Performance Characteristics
Section titled “Performance Characteristics”| Operation | Path | Uncontended | Contended |
|---|---|---|---|
| tryAcquire | CAS loop | Single CAS (~5-10ns) | CAS retry loop |
| acquireWait | Fast path (CAS) | Single CAS (~5-10ns) | Falls to slow path |
| acquireWait | Slow path (mutex) | Mutex + CAS (~50ns) | Mutex + queue (~100ns) |
| acquireWaitDirect | Mutex + fast slot CAS | Mutex + CAS (~50ns) | Mutex + queue (~100ns) |
| release | Fast waiter slot | Swap (~10ns) | Swap + serve (~30ns) |
| release | No fast waiter (mutex, no waiters) | Mutex + fetchAdd (~30ns) | Same |
| release | Mutex + list waiters | Mutex + direct handoff (~50ns) | Mutex + wake (~100ns) |
| cancelAcquire | Fast slot CAS | CAS (~5ns) | Falls to mutex path |
The two-tier release adds a single atomic swap to every release() call (~2ns when the slot is empty). In exchange, the common contended case (one waiter) avoids the mutex entirely, saving ~30-50ns per operation.

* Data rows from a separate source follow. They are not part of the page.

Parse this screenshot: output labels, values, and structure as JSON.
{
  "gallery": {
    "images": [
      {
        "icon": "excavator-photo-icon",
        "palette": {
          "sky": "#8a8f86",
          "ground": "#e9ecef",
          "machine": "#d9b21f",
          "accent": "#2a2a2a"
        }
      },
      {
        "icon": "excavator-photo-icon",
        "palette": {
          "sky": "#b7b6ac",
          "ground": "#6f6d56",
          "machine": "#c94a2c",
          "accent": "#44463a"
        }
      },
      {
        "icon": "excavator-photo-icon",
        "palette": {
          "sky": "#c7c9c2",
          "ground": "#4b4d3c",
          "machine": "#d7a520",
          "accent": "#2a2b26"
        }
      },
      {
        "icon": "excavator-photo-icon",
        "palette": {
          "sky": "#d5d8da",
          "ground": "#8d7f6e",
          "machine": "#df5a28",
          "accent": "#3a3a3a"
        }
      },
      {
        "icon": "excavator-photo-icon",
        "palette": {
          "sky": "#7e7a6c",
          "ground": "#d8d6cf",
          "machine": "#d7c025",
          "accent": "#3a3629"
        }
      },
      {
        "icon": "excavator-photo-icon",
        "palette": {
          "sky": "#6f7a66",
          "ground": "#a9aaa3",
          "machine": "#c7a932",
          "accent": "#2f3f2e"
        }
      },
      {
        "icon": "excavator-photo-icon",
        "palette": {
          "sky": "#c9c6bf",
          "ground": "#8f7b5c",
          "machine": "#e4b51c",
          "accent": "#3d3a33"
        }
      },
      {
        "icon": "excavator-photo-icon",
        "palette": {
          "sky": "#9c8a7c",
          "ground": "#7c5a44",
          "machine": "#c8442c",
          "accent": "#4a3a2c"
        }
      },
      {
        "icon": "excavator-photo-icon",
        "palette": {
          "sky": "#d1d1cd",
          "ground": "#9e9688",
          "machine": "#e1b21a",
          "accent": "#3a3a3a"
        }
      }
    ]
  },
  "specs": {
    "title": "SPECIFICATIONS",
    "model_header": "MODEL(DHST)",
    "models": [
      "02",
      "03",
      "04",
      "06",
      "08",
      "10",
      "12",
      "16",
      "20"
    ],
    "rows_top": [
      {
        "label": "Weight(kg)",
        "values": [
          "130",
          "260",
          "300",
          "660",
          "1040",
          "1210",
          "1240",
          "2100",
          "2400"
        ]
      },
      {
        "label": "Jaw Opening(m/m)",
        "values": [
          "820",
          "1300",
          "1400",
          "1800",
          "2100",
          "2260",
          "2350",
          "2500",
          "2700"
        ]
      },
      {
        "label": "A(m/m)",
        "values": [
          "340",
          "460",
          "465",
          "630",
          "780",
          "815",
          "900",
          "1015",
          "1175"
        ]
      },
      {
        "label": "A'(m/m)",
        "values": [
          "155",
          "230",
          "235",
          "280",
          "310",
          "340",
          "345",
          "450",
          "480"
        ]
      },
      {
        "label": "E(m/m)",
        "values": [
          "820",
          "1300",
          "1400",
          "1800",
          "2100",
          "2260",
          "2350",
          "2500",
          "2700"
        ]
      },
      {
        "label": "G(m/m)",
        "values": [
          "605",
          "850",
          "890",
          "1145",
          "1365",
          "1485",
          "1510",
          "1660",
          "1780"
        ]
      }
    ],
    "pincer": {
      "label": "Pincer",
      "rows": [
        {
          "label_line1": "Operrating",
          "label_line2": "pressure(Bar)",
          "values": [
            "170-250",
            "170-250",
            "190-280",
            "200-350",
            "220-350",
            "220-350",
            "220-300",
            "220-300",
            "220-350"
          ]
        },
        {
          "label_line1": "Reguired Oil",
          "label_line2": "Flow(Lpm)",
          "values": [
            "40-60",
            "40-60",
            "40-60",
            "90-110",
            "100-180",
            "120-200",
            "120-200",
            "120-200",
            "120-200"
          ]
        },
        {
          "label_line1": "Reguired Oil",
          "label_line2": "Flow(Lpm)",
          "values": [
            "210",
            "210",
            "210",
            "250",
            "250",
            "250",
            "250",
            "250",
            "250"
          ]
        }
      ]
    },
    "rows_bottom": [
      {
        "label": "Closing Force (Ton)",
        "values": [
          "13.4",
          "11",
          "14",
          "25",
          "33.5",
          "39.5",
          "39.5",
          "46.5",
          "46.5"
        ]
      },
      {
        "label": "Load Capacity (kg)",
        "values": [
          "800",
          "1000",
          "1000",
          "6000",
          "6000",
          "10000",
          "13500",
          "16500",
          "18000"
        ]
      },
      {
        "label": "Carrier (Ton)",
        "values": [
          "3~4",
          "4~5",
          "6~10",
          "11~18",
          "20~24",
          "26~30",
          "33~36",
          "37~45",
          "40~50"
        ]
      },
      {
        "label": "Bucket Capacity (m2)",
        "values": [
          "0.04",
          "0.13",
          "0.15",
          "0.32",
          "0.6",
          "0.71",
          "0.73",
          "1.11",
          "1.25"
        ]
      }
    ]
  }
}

Under the contended semaphore benchmark (8 tasks, 2 permits), this optimization reduced latency from ~220 ns/op to ~139 ns/op.
Source Files
Section titled “Source Files”- Semaphore:
src/sync/Semaphore.zig - Mutex (built on Semaphore):
src/sync/Mutex.zig - Fast waiter slot design: Fast Waiter Slot
References
Section titled “References”- Edsger W. Dijkstra, “Cooperating Sequential Processes,” Programming Languages, NATO Advanced Study Institute, 1968. https://www.cs.utexas.edu/~EWD/transcriptions/EWD01xx/EWD123.html
- Tokio semaphore implementation:
tokio/src/sync/batch_semaphore.rs - Maurice Herlihy and Nir Shavit, The Art of Multiprocessor Programming, Morgan Kaufmann, 2012 — Chapter 8 (monitors and blocking synchronization).